Medical, Dental, Life and Disability Benefit Plans
Welfare benefit plans (which include medical, dental, life and disability coverage), Section 125 “cafeteria” plans and fringe benefit programs sponsored by Minnesota employers will likely be required to provide the same level of coverage to same-sex spouses (i.e., those who live in a state where their marriage is recognized as lawful and valid) that is available under the plan to spouses in heterosexual marriages. The particular terms of these plans should be reviewed and revised as appropriate. For plans with benefits provided through insurance, this result should be automatic, since Minnesota is permitted to regulate the terms of insurance and likely will require insurance issued in Minnesota to cover same-sex spouses. We anticipate that Minnesota will be issuing guidance on when these changes must be made.
For employers based in other states, these coverage requirements currently will depend upon whether or not those states recognize same-sex marriage.
Most employer-provided retirement benefit plans, including ESOPs, 401(k) plans and pension plans, are governed by ERISA, which broadly preempts conflicting state laws. Now that DOMA’s federal definition of a “spouse” has been changed, any “lawfully married” same-sex spouses (i.e., those who live in a state where their marriage is recognized as lawful and valid) should automatically be treated as the “spouse” for all retirement plan purposes, including beneficiary designations, the assignment of benefits under a “qualified domestic relations order,” and eligibility for any qualified joint and survivor annuities and qualified preretirement survivor annuities available to spouses under pension and certain other retirement plans. Employers should be aware of the impact on their plans and review (and potentially revise) the plan terms, distribution and beneficiary forms.

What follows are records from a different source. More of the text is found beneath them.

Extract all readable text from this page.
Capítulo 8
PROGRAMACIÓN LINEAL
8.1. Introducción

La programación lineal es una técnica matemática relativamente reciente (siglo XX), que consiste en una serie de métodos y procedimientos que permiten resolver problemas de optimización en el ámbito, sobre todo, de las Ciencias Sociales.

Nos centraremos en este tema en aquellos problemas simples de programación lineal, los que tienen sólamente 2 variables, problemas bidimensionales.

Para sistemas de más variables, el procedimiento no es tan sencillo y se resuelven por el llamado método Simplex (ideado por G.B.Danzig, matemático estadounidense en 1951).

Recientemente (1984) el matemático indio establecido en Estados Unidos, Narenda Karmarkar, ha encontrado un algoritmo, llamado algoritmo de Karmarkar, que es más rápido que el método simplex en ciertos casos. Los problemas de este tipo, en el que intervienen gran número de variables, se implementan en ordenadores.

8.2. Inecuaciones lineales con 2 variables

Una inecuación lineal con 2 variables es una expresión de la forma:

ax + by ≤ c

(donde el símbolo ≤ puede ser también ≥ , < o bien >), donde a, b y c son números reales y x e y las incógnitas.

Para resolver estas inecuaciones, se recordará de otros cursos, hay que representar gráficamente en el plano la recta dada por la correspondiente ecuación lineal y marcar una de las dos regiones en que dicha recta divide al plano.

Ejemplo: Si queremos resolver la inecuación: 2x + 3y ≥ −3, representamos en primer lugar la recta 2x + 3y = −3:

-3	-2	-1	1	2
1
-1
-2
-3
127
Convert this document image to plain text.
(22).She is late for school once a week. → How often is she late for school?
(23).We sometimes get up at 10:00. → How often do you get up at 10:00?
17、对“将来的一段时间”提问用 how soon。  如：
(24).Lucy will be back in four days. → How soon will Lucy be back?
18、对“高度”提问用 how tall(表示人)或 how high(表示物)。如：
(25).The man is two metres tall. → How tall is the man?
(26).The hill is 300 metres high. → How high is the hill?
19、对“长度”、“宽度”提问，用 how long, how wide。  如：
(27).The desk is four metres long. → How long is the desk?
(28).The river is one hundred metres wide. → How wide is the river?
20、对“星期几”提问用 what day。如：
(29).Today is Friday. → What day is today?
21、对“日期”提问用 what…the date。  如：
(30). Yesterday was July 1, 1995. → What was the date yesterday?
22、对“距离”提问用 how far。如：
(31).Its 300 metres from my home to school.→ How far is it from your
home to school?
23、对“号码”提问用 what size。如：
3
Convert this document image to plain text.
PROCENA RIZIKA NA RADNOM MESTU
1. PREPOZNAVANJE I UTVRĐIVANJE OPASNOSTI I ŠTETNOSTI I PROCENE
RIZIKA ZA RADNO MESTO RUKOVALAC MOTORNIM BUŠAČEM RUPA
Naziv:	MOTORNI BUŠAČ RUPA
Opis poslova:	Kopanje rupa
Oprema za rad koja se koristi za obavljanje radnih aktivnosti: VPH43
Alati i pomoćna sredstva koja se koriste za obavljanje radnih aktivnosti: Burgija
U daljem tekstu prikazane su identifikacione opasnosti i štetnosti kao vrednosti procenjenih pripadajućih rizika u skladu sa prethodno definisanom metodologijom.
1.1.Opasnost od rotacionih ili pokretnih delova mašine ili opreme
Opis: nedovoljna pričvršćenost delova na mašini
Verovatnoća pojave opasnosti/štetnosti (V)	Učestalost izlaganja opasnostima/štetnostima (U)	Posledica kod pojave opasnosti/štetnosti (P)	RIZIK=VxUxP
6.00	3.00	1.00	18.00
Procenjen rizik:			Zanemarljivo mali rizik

Tax Implications for Employers
Under DOMA, no federal tax benefits (including pre-tax or tax-free benefits) could be provided to domestic partners and same-sex spouses unless the partner qualified as the employee’s dependent. This has required employers with benefits programs that extend to domestic partners or same-sex spouses to make tax withholdings on benefits and to report taxable income for domestic partners and same-sex spouse benefits. Now, all federal pre-tax and tax-free benefits applicable to spouses will extend to any same-sex spouse who is considered “lawfully married” under the laws of the state in which the couple resides. For Minnesota employers, this means that federal income tax reporting and withholding will not be required for any same-sex employees who are Minnesota residents. However, it appears that federal tax reporting and withholding will continue to be required for any benefits provided to domestic partners or same-sex spouses whose marriage is not recognized in their state of residence.

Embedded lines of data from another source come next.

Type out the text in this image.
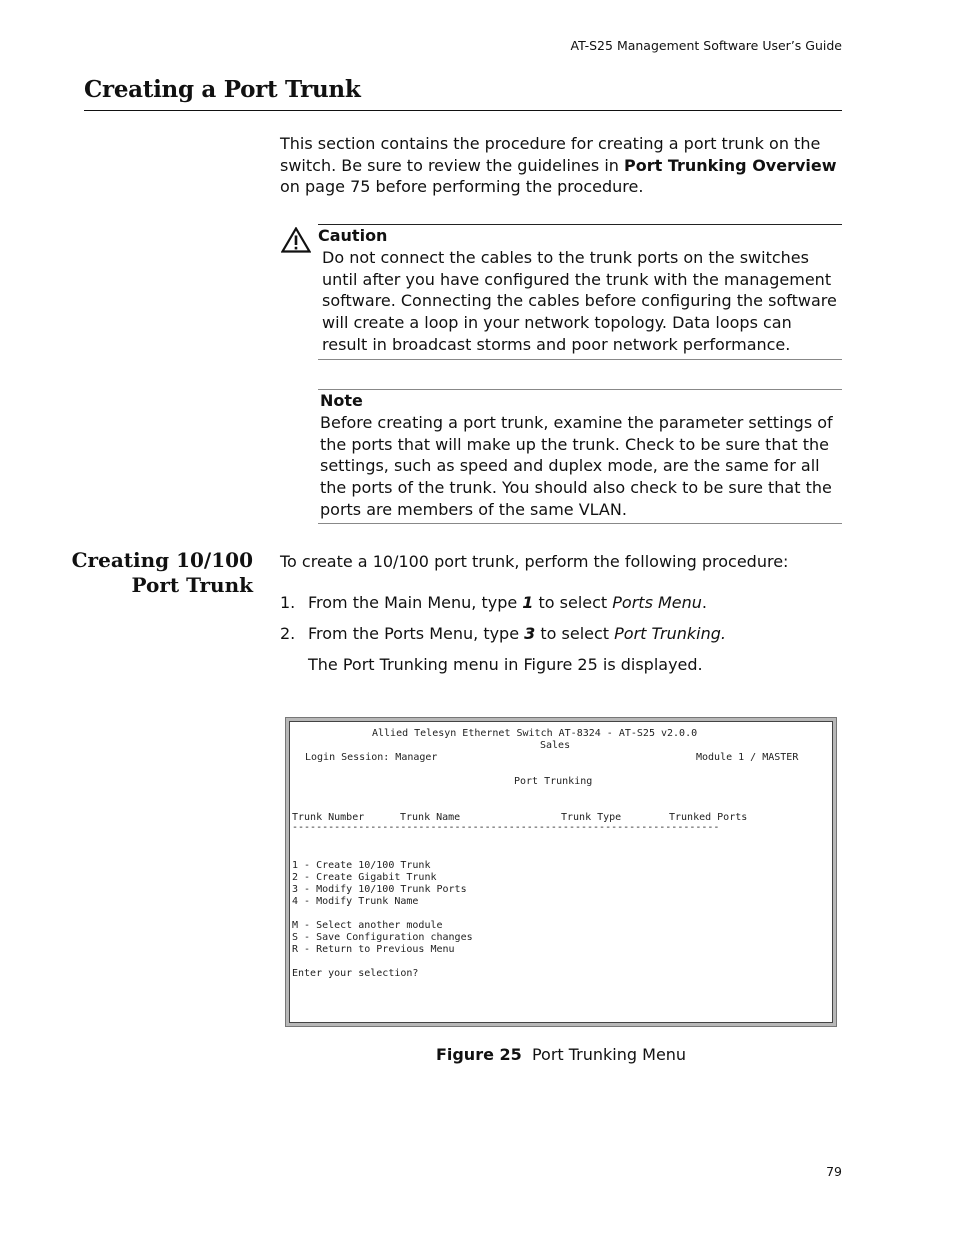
AT-S25 Management Software User’s Guide
Creating a Port Trunk
This section contains the procedure for creating a port trunk on the switch. Be sure to review the guidelines in Port Trunking Overview on page 75 before performing the procedure.
Caution
Do not connect the cables to the trunk ports on the switches until after you have configured the trunk with the management software. Connecting the cables before configuring the software will create a loop in your network topology. Data loops can result in broadcast storms and poor network performance.
Note
Before creating a port trunk, examine the parameter settings of the ports that will make up the trunk. Check to be sure that the settings, such as speed and duplex mode, are the same for all the ports of the trunk. You should also check to be sure that the ports are members of the same VLAN.
Creating 10/100
Port Trunk
To create a 10/100 port trunk, perform the following procedure:
1. From the Main Menu, type 1 to select Ports Menu.
2. From the Ports Menu, type 3 to select Port Trunking.
The Port Trunking menu in Figure 25 is displayed.
Allied Telesyn Ethernet Switch AT-8324 - AT-S25 v2.0.0
Sales
Login Session: Manager	Module 1 / MASTER
Port Trunking
Trunk Number	Trunk Name	Trunk Type	Trunked Ports
-----------------------------------------------------------------------
1 - Create 10/100 Trunk
2 - Create Gigabit Trunk
3 - Modify 10/100 Trunk Ports
4 - Modify Trunk Name
M - Select another module
S - Save Configuration changes
R - Return to Previous Menu
Enter your selection?
Figure 25 Port Trunking Menu
79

While tax, estate, and employment areas have widespread impact, there are many other aspects of federal law that affect marriages. Same-sex spouses will now be eligible for hospital visitations, social security benefits, spousal immigration petitions, and home protection from forced sale to pay nursing home bills.
We will continue to monitor any further developments on this issue, and continue to provide updates as we see the result of the Supreme Court’s decision being implemented.